Ants of the genus Tatuidris Brown and Kempf (Formicidae: Agroecomyrmecinae) generally occur at low abundances in forests of Central and South America. Their morphological peculiarities, such as mandibular brushes, are presumably linked with specialized predatory habits. Our aims were to (1) assess the Tatuidris abundance in an evergreen premontane forest of Ecuador; (2) detail morphological characteristics and feeding behavior of Tatuidris; and (3) define the position of Tatuidris in the food web. A total of 465 litter samples were collected. For the first time, liveTatuidris individuals were observed. Various potential food sources were offered to them. A nitrogen stable isotope ratio analysis (15N/14N) was conducted on Tatuidris tatusia, other ants, and common organisms from the leaf-litter mesofauna. We found a relatively high abundance of T. tatusia in the site. Live individuals did not feed on any of the food sources offered, as usually observed with diet specialist ants. The isotope analysis revealed that T. tatusia is one of the top predators of the leaf-litter food web.
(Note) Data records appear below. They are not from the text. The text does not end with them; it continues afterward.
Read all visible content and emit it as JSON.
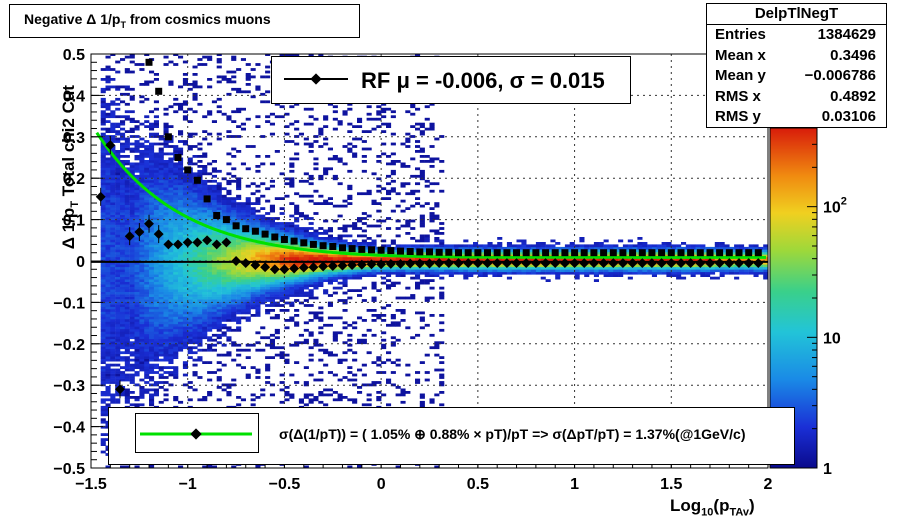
{
  "title": "Negative Δ 1/p_T from cosmics muons",
  "stats": {
    "name": "DelpTlNegT",
    "rows": [
      {
        "label": "Entries",
        "value": "1384629"
      },
      {
        "label": "Mean x",
        "value": "0.3496"
      },
      {
        "label": "Mean y",
        "value": "−0.006786"
      },
      {
        "label": "RMS x",
        "value": "0.4892"
      },
      {
        "label": "RMS y",
        "value": "0.03106"
      }
    ]
  },
  "legend_rf": "RF μ = -0.006, σ =   0.015",
  "legend_resolution": "σ(Δ(1/pT)) = ( 1.05% ⊕  0.88% × pT)/pT => σ(ΔpT/pT) =  1.37%(@1GeV/c)",
  "colors": {
    "fit_curve": "#00e000",
    "markers": "#000000",
    "zero_line": "#000000"
  },
  "chart_data": {
    "type": "heatmap",
    "xlabel": "Log10(pTAv)",
    "ylabel": "Δ 1/pT  Total chi2 Cut",
    "xlim": [
      -1.5,
      2.0
    ],
    "ylim": [
      -0.5,
      0.5
    ],
    "x_ticks": [
      "−1.5",
      "−1",
      "−0.5",
      "0",
      "0.5",
      "1",
      "1.5",
      "2"
    ],
    "y_ticks": [
      "−0.5",
      "−0.4",
      "−0.3",
      "−0.2",
      "−0.1",
      "0",
      "0.1",
      "0.2",
      "0.3",
      "0.4",
      "0.5"
    ],
    "grid": true,
    "colorbar": {
      "scale": "log",
      "range": [
        1,
        400
      ],
      "ticks": [
        {
          "v": 1,
          "label": "1"
        },
        {
          "v": 10,
          "label": "10"
        },
        {
          "v": 100,
          "label": "10^2"
        }
      ]
    },
    "mean_points": [
      {
        "x": -1.45,
        "y": 0.155
      },
      {
        "x": -1.4,
        "y": 0.28
      },
      {
        "x": -1.35,
        "y": -0.31
      },
      {
        "x": -1.3,
        "y": 0.06
      },
      {
        "x": -1.25,
        "y": 0.07
      },
      {
        "x": -1.2,
        "y": 0.09
      },
      {
        "x": -1.15,
        "y": 0.065
      },
      {
        "x": -1.1,
        "y": 0.04
      },
      {
        "x": -1.05,
        "y": 0.04
      },
      {
        "x": -1.0,
        "y": 0.045
      },
      {
        "x": -0.95,
        "y": 0.045
      },
      {
        "x": -0.9,
        "y": 0.05
      },
      {
        "x": -0.85,
        "y": 0.04
      },
      {
        "x": -0.8,
        "y": 0.045
      },
      {
        "x": -0.75,
        "y": 0.0
      },
      {
        "x": -0.7,
        "y": -0.005
      },
      {
        "x": -0.65,
        "y": -0.01
      },
      {
        "x": -0.6,
        "y": -0.015
      },
      {
        "x": -0.55,
        "y": -0.02
      },
      {
        "x": -0.5,
        "y": -0.02
      },
      {
        "x": -0.45,
        "y": -0.018
      },
      {
        "x": -0.4,
        "y": -0.016
      },
      {
        "x": -0.35,
        "y": -0.015
      },
      {
        "x": -0.3,
        "y": -0.013
      },
      {
        "x": -0.25,
        "y": -0.012
      },
      {
        "x": -0.2,
        "y": -0.011
      },
      {
        "x": -0.15,
        "y": -0.01
      },
      {
        "x": -0.1,
        "y": -0.009
      },
      {
        "x": -0.05,
        "y": -0.008
      },
      {
        "x": 0.0,
        "y": -0.008
      },
      {
        "x": 0.05,
        "y": -0.007
      },
      {
        "x": 0.1,
        "y": -0.007
      },
      {
        "x": 0.15,
        "y": -0.006
      },
      {
        "x": 0.2,
        "y": -0.006
      },
      {
        "x": 0.25,
        "y": -0.006
      },
      {
        "x": 0.3,
        "y": -0.005
      },
      {
        "x": 0.35,
        "y": -0.005
      },
      {
        "x": 0.4,
        "y": -0.005
      },
      {
        "x": 0.45,
        "y": -0.005
      },
      {
        "x": 0.5,
        "y": -0.005
      },
      {
        "x": 0.55,
        "y": -0.005
      },
      {
        "x": 0.6,
        "y": -0.005
      },
      {
        "x": 0.65,
        "y": -0.005
      },
      {
        "x": 0.7,
        "y": -0.005
      },
      {
        "x": 0.75,
        "y": -0.005
      },
      {
        "x": 0.8,
        "y": -0.005
      },
      {
        "x": 0.85,
        "y": -0.005
      },
      {
        "x": 0.9,
        "y": -0.005
      },
      {
        "x": 0.95,
        "y": -0.005
      },
      {
        "x": 1.0,
        "y": -0.005
      },
      {
        "x": 1.05,
        "y": -0.005
      },
      {
        "x": 1.1,
        "y": -0.005
      },
      {
        "x": 1.15,
        "y": -0.005
      },
      {
        "x": 1.2,
        "y": -0.005
      },
      {
        "x": 1.25,
        "y": -0.005
      },
      {
        "x": 1.3,
        "y": -0.005
      },
      {
        "x": 1.35,
        "y": -0.005
      },
      {
        "x": 1.4,
        "y": -0.005
      },
      {
        "x": 1.45,
        "y": -0.005
      },
      {
        "x": 1.5,
        "y": -0.005
      },
      {
        "x": 1.55,
        "y": -0.005
      },
      {
        "x": 1.6,
        "y": -0.005
      },
      {
        "x": 1.65,
        "y": -0.005
      },
      {
        "x": 1.7,
        "y": -0.005
      },
      {
        "x": 1.75,
        "y": -0.005
      },
      {
        "x": 1.8,
        "y": -0.005
      },
      {
        "x": 1.85,
        "y": -0.005
      },
      {
        "x": 1.9,
        "y": -0.005
      },
      {
        "x": 1.95,
        "y": -0.005
      }
    ],
    "sigma_points": [
      {
        "x": -1.2,
        "y": 0.48
      },
      {
        "x": -1.15,
        "y": 0.41
      },
      {
        "x": -1.1,
        "y": 0.3
      },
      {
        "x": -1.05,
        "y": 0.25
      },
      {
        "x": -1.0,
        "y": 0.22
      },
      {
        "x": -0.95,
        "y": 0.195
      },
      {
        "x": -0.9,
        "y": 0.15
      },
      {
        "x": -0.85,
        "y": 0.11
      },
      {
        "x": -0.8,
        "y": 0.1
      },
      {
        "x": -0.75,
        "y": 0.085
      },
      {
        "x": -0.7,
        "y": 0.078
      },
      {
        "x": -0.65,
        "y": 0.072
      },
      {
        "x": -0.6,
        "y": 0.065
      },
      {
        "x": -0.55,
        "y": 0.058
      },
      {
        "x": -0.5,
        "y": 0.052
      },
      {
        "x": -0.45,
        "y": 0.048
      },
      {
        "x": -0.4,
        "y": 0.044
      },
      {
        "x": -0.35,
        "y": 0.04
      },
      {
        "x": -0.3,
        "y": 0.037
      },
      {
        "x": -0.25,
        "y": 0.035
      },
      {
        "x": -0.2,
        "y": 0.032
      },
      {
        "x": -0.15,
        "y": 0.03
      },
      {
        "x": -0.1,
        "y": 0.028
      },
      {
        "x": -0.05,
        "y": 0.027
      },
      {
        "x": 0.0,
        "y": 0.026
      },
      {
        "x": 0.05,
        "y": 0.025
      },
      {
        "x": 0.1,
        "y": 0.024
      },
      {
        "x": 0.15,
        "y": 0.023
      },
      {
        "x": 0.2,
        "y": 0.022
      },
      {
        "x": 0.25,
        "y": 0.022
      },
      {
        "x": 0.3,
        "y": 0.021
      },
      {
        "x": 0.35,
        "y": 0.021
      },
      {
        "x": 0.4,
        "y": 0.02
      },
      {
        "x": 0.45,
        "y": 0.02
      },
      {
        "x": 0.5,
        "y": 0.02
      },
      {
        "x": 0.55,
        "y": 0.02
      },
      {
        "x": 0.6,
        "y": 0.02
      },
      {
        "x": 0.65,
        "y": 0.02
      },
      {
        "x": 0.7,
        "y": 0.02
      },
      {
        "x": 0.75,
        "y": 0.02
      },
      {
        "x": 0.8,
        "y": 0.02
      },
      {
        "x": 0.85,
        "y": 0.02
      },
      {
        "x": 0.9,
        "y": 0.02
      },
      {
        "x": 0.95,
        "y": 0.02
      },
      {
        "x": 1.0,
        "y": 0.02
      },
      {
        "x": 1.05,
        "y": 0.02
      },
      {
        "x": 1.1,
        "y": 0.02
      },
      {
        "x": 1.15,
        "y": 0.02
      },
      {
        "x": 1.2,
        "y": 0.02
      },
      {
        "x": 1.25,
        "y": 0.02
      },
      {
        "x": 1.3,
        "y": 0.02
      },
      {
        "x": 1.35,
        "y": 0.02
      },
      {
        "x": 1.4,
        "y": 0.02
      },
      {
        "x": 1.45,
        "y": 0.02
      },
      {
        "x": 1.5,
        "y": 0.02
      },
      {
        "x": 1.55,
        "y": 0.02
      },
      {
        "x": 1.6,
        "y": 0.02
      },
      {
        "x": 1.65,
        "y": 0.02
      },
      {
        "x": 1.7,
        "y": 0.02
      },
      {
        "x": 1.75,
        "y": 0.02
      },
      {
        "x": 1.8,
        "y": 0.02
      },
      {
        "x": 1.85,
        "y": 0.02
      },
      {
        "x": 1.9,
        "y": 0.02
      },
      {
        "x": 1.95,
        "y": 0.02
      }
    ],
    "fit_curve": {
      "a": 0.0105,
      "b": 0.0088
    }
  }
}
So Tatuidris is a top micro-predator. But of what?

sources:  Jacquemin J, Delsinne T, Maraun M, Leponce M. 2014. Trophic ecology of the armadillo ant, Tatuidris tatusia, assessed by stable isotopes and behavioral observations. Journal of Insect Science 14(108). Available online: http://www.insectscience.org/14.108.
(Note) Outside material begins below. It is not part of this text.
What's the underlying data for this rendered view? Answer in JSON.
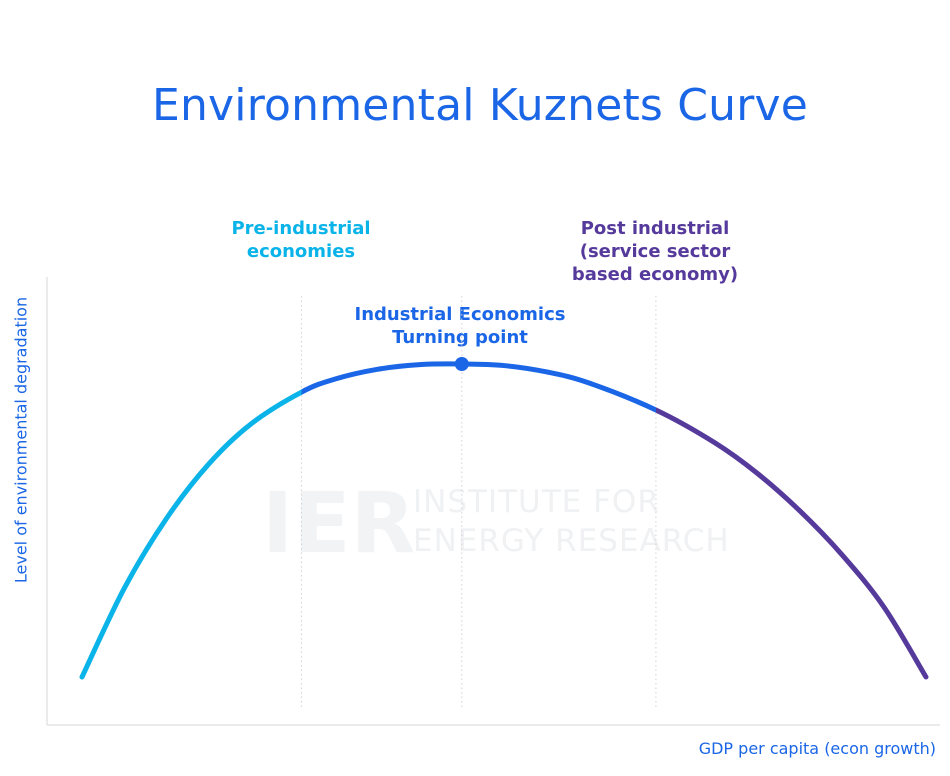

Greibenow, Z. 2014. Glimpsing Armadillo Ants. Gentle Centipede blog: http://gentlecentipede.blogspot.com/2014/05/glimpsing-armadillo-ants.html

7 thoughts on “What do Tatuidris armadillo ants eat?”

  1. Mark Sturtevant

    Such strange ants! The various online pix show that they have a ginormous stinger. That, and their strange ‘I’m gonna sting something’ posture in the video suggests that they are strict vegetarians. 😉

  2. James C. Trager

    Top predators, eh? Weird little proceratioids! I hypothesize they eat centipede eggs (or maybe spider eggs, like those they superficially resemble). Seems like they could get away with sneaking in and grabbing a centipede egg away from the incubating mother, with as little attention as they are paid by other arthropods (ants, at least).

  3. Is that really an “I’m going to sting something” posture? It seems like the sting would be pointed in the wrong direction. Please explain a little further. Also, why do they move so slowly?

  4. Some other egg-predator ants (Proceratiines) have a forward-facing sting, so it’s a reasonable guess that the odd posture of Tatuidris indicates a similar diet. As to the slow-moving bit, an egg predator wouldn’t need to move quickly, and slow ants are much more difficult to see, so it may also be camouflage. But, this is all just speculation.

  5. Alfred Buschinger

    I speculate in a completely different direction: The brushes at mandibles and mouthparts suggest that the ants collect some „dusty“ material, such as pollen and/or fungus spores. The narrow, conical head and mouthparts would fit well to extract such material from places where it accumulates, i.e. in crumbled/rolled dead leaves or at the bases of leafstalks.
    I asked one of the authors whether the 15N/14N values of fungus-eating ants (leafcutter larvae!) would be similar to those of predatory insects, but apparently such values are lacking. – The sting may be used for trail laying in a complicated, three-dimensional environment.
    Of course, most speculative… 😉

  6. James C. Trager

    Proceratiines use the sting and gastral tip as a counterpoint for manipulating the eggs on which they prey.